ZHANG Wen-Ju, CHEN Jia-Kuan   

  1. Ministry of Education Key Laboratory for Biociversity Science and Ecological Engineering,Institute of Biodiversity Science,School of Life Sciences,Fudan University,Shanghai 200433
  • Received:2003-04-07 Revised:2003-07-19 Online:2003-09-20 Published:2003-09-20
  • Contact: ZHANG Wen-Ju

Abstract: In the past 10 years, distribution area has become an important concept in macro-ecology.
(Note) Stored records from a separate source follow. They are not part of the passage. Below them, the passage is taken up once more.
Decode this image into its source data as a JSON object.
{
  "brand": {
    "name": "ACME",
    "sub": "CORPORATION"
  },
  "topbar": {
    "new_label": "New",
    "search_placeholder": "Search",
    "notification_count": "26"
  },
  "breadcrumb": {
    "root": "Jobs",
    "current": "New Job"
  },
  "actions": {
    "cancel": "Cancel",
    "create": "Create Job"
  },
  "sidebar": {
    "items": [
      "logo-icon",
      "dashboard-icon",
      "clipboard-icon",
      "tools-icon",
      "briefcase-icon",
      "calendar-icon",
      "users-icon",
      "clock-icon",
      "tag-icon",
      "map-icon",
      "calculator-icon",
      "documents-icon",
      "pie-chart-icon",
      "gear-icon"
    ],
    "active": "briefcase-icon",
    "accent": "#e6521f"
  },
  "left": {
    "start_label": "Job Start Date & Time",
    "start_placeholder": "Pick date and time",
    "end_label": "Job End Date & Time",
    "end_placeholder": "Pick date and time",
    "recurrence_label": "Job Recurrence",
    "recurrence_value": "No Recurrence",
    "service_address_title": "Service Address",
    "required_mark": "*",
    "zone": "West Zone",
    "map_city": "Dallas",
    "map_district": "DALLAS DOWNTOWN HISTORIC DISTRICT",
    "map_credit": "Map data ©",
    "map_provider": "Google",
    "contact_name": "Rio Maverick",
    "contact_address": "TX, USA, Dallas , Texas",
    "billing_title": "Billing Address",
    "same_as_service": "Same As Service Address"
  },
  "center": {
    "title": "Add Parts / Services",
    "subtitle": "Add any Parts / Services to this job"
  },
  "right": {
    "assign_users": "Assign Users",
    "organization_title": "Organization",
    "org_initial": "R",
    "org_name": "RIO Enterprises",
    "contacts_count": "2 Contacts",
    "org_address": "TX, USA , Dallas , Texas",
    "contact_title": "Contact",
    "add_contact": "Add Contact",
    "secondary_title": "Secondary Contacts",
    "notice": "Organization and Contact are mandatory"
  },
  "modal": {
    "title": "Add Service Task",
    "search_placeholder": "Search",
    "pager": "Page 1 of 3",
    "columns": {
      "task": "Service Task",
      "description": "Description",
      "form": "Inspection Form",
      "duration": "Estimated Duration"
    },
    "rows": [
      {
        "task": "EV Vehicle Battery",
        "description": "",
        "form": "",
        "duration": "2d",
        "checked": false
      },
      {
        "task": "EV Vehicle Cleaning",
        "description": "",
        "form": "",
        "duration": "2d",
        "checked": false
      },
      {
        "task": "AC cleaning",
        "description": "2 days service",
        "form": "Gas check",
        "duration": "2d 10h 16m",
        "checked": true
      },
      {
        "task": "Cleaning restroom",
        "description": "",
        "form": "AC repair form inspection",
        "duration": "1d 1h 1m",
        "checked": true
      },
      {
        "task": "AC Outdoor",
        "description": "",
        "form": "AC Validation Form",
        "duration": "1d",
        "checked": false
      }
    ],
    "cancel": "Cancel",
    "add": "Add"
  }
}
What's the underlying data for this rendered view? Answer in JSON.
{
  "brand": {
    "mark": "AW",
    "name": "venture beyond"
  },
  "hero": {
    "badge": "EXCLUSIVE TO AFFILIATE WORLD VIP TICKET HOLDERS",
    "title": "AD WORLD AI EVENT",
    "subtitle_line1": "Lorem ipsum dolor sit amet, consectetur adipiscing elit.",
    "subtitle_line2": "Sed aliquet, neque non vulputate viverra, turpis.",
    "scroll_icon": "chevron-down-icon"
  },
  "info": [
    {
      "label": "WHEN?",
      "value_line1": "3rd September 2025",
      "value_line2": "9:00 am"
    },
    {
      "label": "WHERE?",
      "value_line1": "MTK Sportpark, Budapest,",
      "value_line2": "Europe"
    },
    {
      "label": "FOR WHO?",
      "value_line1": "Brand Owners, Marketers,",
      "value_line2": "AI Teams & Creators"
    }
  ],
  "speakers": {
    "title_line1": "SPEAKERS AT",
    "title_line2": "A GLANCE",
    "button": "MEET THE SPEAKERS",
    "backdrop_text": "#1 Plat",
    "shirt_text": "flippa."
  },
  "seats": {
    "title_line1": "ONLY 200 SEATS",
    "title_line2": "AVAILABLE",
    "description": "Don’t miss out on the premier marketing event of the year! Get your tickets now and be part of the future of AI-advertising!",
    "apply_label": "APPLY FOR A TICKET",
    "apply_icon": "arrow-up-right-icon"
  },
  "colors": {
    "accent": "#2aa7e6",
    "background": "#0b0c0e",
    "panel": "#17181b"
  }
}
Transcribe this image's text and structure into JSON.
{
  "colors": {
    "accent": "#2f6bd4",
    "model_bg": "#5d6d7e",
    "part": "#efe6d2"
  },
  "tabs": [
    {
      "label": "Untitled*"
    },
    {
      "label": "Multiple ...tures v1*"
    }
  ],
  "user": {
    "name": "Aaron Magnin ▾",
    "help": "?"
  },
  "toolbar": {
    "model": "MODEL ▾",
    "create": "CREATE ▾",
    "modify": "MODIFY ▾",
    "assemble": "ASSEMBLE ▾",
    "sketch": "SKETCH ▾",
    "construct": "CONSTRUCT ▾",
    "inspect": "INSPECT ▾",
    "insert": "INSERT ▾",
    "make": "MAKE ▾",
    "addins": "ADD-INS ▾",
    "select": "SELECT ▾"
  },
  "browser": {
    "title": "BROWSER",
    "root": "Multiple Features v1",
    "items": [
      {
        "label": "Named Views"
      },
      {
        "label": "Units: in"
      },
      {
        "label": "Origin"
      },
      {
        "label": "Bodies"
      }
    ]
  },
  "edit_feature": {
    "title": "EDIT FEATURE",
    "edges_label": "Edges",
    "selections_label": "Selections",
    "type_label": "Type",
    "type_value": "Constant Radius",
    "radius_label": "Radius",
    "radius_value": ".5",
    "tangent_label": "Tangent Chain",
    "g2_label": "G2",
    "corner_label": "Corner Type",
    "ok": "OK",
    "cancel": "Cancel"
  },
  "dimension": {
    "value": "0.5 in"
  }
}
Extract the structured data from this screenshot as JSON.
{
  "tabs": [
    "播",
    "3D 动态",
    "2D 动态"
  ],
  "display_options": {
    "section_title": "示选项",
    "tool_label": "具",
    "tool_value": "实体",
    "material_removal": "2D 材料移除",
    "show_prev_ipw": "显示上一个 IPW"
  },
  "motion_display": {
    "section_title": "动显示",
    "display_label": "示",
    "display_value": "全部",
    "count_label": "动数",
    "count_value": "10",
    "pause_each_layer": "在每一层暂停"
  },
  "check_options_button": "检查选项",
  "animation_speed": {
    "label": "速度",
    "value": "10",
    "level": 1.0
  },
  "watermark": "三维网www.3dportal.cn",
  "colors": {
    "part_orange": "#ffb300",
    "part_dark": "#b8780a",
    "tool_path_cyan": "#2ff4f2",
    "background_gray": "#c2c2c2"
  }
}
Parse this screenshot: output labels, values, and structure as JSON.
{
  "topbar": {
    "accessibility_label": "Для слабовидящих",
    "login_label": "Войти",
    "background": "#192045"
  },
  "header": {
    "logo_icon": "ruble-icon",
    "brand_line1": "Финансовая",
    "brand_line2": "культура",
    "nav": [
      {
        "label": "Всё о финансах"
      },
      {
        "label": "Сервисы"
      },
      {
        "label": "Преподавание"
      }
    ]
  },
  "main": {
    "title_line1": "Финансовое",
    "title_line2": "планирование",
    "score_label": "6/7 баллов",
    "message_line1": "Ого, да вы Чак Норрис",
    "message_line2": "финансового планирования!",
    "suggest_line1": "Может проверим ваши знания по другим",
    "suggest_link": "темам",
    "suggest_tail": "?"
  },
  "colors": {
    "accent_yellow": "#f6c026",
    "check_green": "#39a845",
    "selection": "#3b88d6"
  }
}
Species geographic range is not only closely related to extinction, niche breadth, and ecological invasion, but is also connected with local abundance and the latitudinal gradient in species richness. In this paper, recent advances in species geographic range (distribution area) were reviewed.  The review showed that:(i) The positive abundance-geographic range relationship is a very general biogeographic pattern, but it is restricted by the history of species, the scale of sample, the mobility of species, etc.  (ii) Though the latitudinal gradient in species geographic range size (Rapoport′s rule) sometimes is violated, especially in low latitude regions, it still has significance in biogeography and can be extended to altitudinal gradients of mountains and depth gradients of oceans. (iii) Species geographic range, local abundance, extinction rate, niche breadth, and the latitudinal gradient in species richness and in geographic range size often interact with each other, and a simple positive or negative relation cannot describe their actual relationship. (iiii) The theoretical explanation for the abundance-geographic range relationship, Rapoport′s rule, and the latitudinal gradient in species richness is one of the most controversial questions in recent biogeography.